Part of us bottoming out on COVID19 is bottoming out on trying to fix ourselves by ourselves. Despite good intentions, success is not determined solely by any correct combination of administrative, programmatic or financial reforms. Temporary, arbitrary, whack-a-mole fixes may help, but they do not heal.
We are not going to save ourselves by using God as a tool. God, however, can save us by using you as a tool. We humans are ultimately powerless over the people, places and things we once felt powerful over. The diseases of addiction and COVID19 are great examples of this:
People ultimately cannot be forced to conform or believe.
Places do not exist to which we can escape and live as if none of this ever happened.
Things happen. Like it or not; build a wall or a moat or not; hoard resources or not; find someone or something to blame or not: things happen.
FROM ILLNESS TO RECOVERY
God performs “interventions” and breaks into ordinary reality at precise and yet unpredictable times which cannot be anticipated or explained, but which can be recognized once they arrive. In all of these spiritual interventions, it is God (as you understand God), with our cooperation, that is the ultimate source of the healing that transpires. The only credit we deserve is the willingness to show up and cooperate with the healing.
Lifeguards know that drowning people resist rescue. Persons infected by disease often need to be intervened upon by outside forces. Interventions can be quite complicated (surgery) or rather simple (social distancing). Sometimes interventions simply do not work. The intervened-upon may not want to be rescued. They may not drop their “weapons” of denial and deep-seated self-destructive tendencies.
SPIRITUAL REBIRTH
Whether you see rebirth in fragile yet stubborn flowers that poke through snowy slopes in early Spring; or in the resurrection of Jesus; whether you see it in a relationship made new; in an alcoholic who becomes a sober, productive person ~ evidence of “rebirth” is all around us. Just as every cell in our body dies and is replaced every seven years, just as dead trees fall in the forest and become food, sanctuary, and home to various forms of life ~ so too do individuals, nations, and even diseases and viruses cycle through birth, death and rebirth.
Out of our sorrow and darkness of hitting bottom from COVID19, we can be made new. We can be restored to health and sanity. Unburdened by wearisome preconceptions and prejudices about the way things have to be; and free of fixations and ruminations about the way things used to be; we are able to become who and what God intends us to be.

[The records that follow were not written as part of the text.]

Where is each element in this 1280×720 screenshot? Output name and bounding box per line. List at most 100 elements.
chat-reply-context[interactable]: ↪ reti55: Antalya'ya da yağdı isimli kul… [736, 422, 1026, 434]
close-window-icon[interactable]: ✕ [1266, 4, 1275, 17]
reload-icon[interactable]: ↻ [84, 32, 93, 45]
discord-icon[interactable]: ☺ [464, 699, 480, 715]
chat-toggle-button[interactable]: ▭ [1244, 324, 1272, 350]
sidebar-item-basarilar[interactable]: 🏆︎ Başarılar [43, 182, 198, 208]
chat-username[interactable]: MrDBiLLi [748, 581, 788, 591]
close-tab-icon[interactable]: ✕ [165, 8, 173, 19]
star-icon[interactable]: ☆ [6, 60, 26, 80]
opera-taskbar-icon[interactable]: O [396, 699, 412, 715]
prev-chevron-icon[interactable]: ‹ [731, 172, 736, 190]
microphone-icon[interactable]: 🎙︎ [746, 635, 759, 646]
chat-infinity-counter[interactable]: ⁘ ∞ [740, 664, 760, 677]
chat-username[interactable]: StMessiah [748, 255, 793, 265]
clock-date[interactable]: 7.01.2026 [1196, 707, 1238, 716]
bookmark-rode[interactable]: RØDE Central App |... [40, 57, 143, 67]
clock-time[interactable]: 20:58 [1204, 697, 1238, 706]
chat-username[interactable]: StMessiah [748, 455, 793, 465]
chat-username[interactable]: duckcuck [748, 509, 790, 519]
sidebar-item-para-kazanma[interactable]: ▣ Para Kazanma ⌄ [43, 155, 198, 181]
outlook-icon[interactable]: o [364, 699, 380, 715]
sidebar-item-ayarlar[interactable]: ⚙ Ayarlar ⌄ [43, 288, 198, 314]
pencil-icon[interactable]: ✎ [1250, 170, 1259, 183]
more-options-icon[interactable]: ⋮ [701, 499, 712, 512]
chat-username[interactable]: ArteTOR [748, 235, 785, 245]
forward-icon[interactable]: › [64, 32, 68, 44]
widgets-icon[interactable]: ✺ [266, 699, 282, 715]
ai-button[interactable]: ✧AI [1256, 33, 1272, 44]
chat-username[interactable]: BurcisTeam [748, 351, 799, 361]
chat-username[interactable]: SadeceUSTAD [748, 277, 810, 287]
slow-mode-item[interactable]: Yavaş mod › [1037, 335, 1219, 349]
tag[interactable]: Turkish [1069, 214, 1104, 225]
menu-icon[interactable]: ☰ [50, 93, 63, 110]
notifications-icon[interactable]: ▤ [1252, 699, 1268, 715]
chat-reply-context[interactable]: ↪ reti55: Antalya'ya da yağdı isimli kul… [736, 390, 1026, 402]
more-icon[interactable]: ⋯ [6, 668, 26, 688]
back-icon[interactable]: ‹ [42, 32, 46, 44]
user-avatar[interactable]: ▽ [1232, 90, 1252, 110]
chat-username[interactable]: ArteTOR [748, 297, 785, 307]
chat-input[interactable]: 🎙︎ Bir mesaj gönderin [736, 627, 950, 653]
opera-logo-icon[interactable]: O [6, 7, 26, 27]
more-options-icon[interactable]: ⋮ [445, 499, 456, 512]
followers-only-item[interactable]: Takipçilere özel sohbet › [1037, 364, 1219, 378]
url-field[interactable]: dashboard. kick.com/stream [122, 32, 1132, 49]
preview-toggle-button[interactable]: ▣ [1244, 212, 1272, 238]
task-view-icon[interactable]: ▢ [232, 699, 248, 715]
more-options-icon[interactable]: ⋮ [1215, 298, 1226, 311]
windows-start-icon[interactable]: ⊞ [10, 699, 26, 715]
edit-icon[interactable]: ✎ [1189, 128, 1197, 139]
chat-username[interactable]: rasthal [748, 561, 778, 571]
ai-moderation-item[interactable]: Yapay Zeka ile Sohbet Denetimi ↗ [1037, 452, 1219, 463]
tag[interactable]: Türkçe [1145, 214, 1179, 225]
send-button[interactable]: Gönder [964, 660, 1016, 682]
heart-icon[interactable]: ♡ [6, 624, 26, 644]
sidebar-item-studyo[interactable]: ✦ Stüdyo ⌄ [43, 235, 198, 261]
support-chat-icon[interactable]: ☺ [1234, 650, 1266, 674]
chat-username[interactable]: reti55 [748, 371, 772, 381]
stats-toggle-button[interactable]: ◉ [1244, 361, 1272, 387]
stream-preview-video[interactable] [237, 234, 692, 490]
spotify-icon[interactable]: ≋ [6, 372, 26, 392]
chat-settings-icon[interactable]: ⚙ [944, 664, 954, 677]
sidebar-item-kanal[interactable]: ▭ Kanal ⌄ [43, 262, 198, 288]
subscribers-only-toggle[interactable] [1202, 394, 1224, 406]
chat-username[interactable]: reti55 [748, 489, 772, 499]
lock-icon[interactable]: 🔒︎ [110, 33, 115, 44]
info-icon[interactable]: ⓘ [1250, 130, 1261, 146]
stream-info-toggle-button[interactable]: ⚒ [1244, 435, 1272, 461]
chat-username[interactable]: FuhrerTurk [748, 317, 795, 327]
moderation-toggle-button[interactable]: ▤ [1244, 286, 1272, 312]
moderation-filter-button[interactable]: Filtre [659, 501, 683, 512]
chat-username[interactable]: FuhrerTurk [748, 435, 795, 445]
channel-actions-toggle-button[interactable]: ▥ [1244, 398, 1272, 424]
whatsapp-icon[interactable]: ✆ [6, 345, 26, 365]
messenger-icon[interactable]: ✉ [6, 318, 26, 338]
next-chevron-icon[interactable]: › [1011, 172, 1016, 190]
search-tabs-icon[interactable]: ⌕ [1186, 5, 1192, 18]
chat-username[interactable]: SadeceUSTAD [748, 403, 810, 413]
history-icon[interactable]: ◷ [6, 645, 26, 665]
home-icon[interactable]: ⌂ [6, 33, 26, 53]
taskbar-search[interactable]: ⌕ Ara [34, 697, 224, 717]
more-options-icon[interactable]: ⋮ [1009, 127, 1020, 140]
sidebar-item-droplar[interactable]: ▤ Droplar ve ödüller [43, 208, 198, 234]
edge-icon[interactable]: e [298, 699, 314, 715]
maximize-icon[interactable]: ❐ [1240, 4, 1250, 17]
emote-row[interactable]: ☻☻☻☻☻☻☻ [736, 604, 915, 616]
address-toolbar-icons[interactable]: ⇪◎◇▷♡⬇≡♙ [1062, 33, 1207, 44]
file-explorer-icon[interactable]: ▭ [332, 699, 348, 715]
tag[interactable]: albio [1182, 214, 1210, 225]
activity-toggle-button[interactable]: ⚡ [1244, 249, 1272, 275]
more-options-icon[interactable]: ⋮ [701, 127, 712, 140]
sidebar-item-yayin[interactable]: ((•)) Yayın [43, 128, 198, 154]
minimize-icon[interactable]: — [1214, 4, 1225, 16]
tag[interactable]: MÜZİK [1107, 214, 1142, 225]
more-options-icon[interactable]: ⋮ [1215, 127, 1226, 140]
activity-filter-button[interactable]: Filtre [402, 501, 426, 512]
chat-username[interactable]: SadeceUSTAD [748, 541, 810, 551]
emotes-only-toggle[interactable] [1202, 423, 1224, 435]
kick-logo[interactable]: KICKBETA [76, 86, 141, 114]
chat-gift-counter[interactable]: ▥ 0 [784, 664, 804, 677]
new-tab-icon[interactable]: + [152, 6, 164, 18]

In addiction and in cases of COVID19, I have certainly seen much loss; but I have also seen people and communities be reborn and start life all over again. I have seen lost and lonely ones ~ alcoholic, drug-addicted, COVID19 positive and others~ who have had to re-learn all the basics: how to manage their own affairs without help from experts; and how to live and thrive despite the loss of beloved ones taken from them. I have seen individuals, institutions, groups, and organizations threatened ~ by booze, drugs, disease (such as COVID19), financial peril, aging, domestic violence, and many other things. And then I have seen them thrive anew in a life of purpose and of peace.
There is an axiom of unknown origin in AA that states, “Don’t deny someone their God-given desperation.” Desperation is not fun; nor is it the first choice I would offer to anyone; but it sure can be a great teacher! It can be a great gift from God. I pray that God is willing to grant us physical as well as mental and emotional and spiritual recovery. When this pandemic that visited terror, death and grief on the people of earth ~ I hope and pray we have learned much and find a lifetime of causes to celebrate God and each other!